A single dose of DMT given alongside psychotherapy has been shown to ease symptoms of major depression, with benefits lasting for months, according to a small clinical trial.
The trial found that people receiving the psychedelic treatment saw rapid improvements in depressive symptoms, which continued well beyond the short period during which the drug was active.
Researchers studied 34 people with moderate to severe treatment-resistant depression, meaning their condition had not improved after trying at least two antidepressants.
An estimated 100m people worldwide live with treatment-resistant depression, and around half are unable to carry out routine daily tasks.
Participants were randomly assigned to receive either a single 21.5mg dose of dimethyltryptamine, known as DMT, delivered through a vein over 10 minutes, or a placebo.
All participants also received psychotherapy and follow-up assessments.
Those who received DMT showed a greater reduction in depression scores than those given placebo, based on a standard clinical questionnaire.
The improvement was still evident between three and six months after treatment.
DMT is a psychedelic compound found in the ayahuasca brew traditionally used in South American rituals.
It can cause intense but short-lived changes in perception, including altered sense of time and self. At the dose used in the trial, its effects lasted around 25 minutes, compared with several hours for psilocybin, the active compound in magic mushrooms.
In the second phase of the study, all participants were given DMT with psychotherapy.
Researchers found no additional benefit among those who received a second dose, suggesting one session may be sufficient.

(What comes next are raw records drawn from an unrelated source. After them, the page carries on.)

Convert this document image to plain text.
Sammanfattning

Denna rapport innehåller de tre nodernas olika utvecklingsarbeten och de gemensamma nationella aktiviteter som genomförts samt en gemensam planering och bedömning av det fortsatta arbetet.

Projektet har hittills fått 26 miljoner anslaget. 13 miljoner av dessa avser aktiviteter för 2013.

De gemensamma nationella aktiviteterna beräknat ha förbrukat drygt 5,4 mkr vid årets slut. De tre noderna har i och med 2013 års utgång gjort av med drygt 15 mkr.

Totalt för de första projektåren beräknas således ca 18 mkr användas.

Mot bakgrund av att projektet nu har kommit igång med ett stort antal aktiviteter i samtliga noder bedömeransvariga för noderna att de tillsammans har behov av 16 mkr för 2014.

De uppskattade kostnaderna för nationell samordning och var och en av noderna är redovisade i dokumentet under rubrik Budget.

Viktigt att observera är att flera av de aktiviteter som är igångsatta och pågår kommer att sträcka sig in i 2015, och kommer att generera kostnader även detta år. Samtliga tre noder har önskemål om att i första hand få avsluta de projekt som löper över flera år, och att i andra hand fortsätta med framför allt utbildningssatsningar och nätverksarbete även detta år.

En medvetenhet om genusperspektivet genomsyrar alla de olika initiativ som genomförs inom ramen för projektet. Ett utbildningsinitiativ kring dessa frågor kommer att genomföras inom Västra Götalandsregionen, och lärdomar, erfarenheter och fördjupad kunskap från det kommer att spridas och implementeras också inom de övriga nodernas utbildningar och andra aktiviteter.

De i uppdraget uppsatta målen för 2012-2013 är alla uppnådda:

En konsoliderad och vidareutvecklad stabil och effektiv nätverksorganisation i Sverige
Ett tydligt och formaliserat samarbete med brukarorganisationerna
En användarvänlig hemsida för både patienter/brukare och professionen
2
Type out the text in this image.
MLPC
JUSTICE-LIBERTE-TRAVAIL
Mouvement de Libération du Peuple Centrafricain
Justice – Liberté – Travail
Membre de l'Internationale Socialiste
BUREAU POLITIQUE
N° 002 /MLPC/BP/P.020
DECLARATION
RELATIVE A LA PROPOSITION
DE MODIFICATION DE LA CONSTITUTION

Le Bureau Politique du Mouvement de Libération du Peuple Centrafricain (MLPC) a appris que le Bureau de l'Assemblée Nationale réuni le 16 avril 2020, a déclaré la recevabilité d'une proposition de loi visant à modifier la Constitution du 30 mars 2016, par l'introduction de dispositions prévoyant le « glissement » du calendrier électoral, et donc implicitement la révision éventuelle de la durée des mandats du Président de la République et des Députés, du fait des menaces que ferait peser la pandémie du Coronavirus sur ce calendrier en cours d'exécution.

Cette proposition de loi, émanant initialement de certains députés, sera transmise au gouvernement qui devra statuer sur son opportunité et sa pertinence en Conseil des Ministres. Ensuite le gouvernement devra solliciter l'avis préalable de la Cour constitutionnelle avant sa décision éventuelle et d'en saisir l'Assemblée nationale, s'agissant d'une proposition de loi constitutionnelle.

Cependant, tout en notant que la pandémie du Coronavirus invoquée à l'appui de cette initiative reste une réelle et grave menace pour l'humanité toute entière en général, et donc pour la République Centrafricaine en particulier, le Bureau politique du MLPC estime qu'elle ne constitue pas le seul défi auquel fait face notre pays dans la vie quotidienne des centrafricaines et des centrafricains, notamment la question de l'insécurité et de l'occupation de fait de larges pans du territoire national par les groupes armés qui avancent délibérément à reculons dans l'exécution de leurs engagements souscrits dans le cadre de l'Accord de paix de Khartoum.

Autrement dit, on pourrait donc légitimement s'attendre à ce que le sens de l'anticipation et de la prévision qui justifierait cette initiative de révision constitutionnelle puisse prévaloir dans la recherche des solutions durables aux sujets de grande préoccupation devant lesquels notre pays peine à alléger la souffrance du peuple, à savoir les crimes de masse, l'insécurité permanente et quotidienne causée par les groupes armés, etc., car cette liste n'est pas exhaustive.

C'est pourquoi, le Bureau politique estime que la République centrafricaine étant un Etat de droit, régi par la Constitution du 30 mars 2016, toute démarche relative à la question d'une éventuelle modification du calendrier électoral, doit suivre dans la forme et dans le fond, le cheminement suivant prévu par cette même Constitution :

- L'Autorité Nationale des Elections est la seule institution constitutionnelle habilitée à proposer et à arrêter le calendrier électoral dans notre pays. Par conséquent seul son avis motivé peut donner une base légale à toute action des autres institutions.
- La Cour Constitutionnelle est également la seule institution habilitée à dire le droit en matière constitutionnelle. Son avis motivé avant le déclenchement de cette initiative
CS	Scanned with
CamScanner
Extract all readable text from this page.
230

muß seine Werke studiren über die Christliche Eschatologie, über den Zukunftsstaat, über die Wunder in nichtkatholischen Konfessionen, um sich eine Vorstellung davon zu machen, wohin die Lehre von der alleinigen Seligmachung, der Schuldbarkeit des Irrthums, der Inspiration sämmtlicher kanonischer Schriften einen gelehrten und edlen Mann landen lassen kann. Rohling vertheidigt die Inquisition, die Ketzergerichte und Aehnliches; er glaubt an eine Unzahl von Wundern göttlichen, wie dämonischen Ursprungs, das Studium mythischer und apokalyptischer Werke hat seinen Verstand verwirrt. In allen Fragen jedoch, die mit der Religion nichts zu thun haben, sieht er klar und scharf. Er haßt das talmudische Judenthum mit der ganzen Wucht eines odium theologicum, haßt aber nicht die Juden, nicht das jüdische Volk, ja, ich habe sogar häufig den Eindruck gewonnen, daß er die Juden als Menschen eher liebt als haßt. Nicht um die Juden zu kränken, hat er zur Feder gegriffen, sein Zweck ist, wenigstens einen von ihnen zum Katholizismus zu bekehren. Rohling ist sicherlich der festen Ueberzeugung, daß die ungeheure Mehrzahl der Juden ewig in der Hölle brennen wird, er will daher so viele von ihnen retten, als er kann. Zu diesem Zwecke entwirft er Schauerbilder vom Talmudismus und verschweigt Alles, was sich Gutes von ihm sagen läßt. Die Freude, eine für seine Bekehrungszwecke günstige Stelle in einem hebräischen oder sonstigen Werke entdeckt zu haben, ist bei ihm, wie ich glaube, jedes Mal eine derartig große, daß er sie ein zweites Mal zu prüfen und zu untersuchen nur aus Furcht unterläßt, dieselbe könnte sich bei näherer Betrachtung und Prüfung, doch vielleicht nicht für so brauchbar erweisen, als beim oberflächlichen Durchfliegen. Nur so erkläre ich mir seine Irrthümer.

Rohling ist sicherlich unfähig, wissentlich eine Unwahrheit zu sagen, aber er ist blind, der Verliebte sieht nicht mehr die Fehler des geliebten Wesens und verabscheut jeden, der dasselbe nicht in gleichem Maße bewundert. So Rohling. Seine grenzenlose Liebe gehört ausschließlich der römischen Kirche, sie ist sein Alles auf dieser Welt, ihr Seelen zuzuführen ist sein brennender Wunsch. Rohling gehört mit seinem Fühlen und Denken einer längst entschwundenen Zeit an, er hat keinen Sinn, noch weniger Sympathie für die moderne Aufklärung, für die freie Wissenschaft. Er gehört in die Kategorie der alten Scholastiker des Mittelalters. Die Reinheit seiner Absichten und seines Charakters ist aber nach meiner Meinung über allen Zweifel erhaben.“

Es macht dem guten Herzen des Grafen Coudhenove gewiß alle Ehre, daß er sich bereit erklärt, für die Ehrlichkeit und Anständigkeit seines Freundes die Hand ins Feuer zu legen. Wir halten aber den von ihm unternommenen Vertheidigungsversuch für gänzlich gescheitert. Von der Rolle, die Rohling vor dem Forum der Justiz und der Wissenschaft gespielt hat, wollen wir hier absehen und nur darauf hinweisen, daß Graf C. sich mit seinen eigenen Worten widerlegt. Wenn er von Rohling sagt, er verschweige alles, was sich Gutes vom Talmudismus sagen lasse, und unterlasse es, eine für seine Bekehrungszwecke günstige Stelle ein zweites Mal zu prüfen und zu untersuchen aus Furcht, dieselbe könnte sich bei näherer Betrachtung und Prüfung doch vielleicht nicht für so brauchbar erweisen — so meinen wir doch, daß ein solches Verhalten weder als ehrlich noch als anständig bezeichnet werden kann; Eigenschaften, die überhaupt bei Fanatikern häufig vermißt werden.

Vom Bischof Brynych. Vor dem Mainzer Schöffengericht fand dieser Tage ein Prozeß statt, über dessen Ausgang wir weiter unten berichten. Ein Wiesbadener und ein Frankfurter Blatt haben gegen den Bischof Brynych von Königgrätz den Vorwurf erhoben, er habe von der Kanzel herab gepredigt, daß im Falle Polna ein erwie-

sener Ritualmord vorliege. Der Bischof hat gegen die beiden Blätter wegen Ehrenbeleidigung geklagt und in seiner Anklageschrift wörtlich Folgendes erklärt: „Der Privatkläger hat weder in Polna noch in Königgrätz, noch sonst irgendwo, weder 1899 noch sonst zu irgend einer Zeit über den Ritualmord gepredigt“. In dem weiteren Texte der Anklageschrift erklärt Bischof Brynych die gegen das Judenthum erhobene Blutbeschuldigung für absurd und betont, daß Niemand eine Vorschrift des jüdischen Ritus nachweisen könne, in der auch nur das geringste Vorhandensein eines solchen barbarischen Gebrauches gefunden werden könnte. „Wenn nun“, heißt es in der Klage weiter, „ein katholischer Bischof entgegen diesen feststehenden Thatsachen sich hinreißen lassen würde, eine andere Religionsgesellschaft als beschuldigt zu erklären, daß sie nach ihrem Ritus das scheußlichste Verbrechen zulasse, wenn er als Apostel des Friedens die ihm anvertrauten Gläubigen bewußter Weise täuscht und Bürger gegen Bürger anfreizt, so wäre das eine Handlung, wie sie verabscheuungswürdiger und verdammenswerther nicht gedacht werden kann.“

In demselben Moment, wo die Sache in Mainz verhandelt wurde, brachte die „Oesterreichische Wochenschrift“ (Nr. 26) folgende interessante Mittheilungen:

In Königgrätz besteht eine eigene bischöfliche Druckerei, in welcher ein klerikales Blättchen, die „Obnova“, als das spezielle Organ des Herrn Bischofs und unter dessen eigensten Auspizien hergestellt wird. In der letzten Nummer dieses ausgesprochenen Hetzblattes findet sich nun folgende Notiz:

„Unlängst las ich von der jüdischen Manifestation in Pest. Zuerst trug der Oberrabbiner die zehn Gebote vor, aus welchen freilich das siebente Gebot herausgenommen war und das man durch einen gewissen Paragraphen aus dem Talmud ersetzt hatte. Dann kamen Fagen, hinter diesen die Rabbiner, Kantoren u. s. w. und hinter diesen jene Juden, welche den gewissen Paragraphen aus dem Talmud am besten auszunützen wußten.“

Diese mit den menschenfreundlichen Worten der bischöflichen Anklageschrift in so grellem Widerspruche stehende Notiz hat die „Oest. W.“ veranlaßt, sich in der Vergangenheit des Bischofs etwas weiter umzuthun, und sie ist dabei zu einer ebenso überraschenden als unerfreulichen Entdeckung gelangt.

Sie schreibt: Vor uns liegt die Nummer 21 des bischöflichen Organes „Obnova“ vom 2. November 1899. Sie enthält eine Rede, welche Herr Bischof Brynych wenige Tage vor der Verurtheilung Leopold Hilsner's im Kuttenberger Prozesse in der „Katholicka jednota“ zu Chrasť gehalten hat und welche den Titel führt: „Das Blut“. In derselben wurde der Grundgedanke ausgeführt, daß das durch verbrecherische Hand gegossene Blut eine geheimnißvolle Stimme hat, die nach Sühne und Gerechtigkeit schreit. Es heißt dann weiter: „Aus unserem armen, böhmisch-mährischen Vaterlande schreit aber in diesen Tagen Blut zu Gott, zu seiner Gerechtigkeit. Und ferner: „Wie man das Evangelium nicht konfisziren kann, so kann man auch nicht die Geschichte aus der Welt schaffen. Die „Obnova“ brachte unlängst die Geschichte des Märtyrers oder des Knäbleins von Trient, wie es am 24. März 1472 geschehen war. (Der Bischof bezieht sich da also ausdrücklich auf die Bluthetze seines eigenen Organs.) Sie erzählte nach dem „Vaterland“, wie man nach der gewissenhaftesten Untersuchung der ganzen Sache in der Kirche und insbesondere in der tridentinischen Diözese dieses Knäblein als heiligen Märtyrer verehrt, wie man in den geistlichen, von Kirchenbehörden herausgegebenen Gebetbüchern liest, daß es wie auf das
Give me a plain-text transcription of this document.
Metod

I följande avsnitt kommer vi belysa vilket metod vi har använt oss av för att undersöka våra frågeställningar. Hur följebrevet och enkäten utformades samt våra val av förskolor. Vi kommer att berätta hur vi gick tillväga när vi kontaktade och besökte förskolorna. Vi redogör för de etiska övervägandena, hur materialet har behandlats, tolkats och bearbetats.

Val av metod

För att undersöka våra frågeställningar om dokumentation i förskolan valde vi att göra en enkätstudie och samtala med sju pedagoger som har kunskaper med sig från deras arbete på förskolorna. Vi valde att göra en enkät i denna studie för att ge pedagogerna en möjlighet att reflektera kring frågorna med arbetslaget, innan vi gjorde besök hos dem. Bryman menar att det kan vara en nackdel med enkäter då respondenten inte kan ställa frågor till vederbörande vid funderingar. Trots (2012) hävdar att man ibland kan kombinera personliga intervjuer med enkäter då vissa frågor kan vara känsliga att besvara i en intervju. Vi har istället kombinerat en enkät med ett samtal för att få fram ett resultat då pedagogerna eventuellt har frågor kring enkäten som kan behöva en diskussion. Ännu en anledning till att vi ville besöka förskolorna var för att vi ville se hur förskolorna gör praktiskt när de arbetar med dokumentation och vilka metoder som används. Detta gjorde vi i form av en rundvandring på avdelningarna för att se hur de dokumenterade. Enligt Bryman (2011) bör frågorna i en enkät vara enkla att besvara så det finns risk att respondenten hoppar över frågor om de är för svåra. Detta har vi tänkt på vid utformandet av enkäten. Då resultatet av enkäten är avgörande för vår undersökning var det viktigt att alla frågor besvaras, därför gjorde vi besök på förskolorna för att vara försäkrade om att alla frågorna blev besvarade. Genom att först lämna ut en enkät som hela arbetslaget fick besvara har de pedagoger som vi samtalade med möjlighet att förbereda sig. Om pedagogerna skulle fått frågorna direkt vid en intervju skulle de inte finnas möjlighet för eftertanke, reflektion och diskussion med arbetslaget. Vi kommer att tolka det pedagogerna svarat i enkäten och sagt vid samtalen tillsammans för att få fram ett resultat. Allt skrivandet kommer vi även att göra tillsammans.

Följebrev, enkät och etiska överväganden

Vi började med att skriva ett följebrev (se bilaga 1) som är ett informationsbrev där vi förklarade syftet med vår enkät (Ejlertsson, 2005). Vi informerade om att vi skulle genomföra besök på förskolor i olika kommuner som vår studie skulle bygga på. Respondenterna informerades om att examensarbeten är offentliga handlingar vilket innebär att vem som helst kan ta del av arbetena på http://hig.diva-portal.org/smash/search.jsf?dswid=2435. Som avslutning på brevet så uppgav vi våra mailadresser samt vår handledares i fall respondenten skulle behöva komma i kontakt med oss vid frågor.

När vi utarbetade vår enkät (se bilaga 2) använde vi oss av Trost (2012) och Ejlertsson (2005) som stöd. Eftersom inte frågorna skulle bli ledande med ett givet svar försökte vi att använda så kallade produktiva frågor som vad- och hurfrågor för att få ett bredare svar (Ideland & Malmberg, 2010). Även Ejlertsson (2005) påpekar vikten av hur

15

Dr David Erritzoe, a psychiatrist and the study’s lead investigator, said: “There is an immediate antidepressant effect that is significantly sustained over a three-month period and that’s exciting because this is one session with a drug, embedded in psychological support.”
Psychedelic drugs are thought to support psychotherapy by helping people step out of rigid or unhelpful thinking patterns.
Erritzoe compared the effect to shaking snow on a mountain: “You redistribute the snow so it’s easier to take new tracks, and at the same time it becomes easier to take new routes because the landscape has been flattened.”
Because a DMT experience is much shorter than that of psilocybin, it could be easier for clinics to deliver, although patients may need additional support to recover from particularly intense experiences.
The findings follow earlier positive trials of psilocybin, which have fuelled expectations that psychedelic-assisted therapies could be approved for treating depression in the UK later this year.
If approved, they are expected to be available initially through private clinics.
The Feilding commission was established last year to help guide the safe and ethical introduction of psychedelic-assisted therapies, amid concerns that commercial pressures could compromise patient safety.
Dr James Rucker, a consultant psychiatrist who worked on earlier psilocybin research, said: “Quite how these drugs will fit in this world of financial austerity, stigma and opprobrium towards anything that has the word psychoactive in it, I don’t know.
“It’s interesting to be a part of, but I can’t call it.”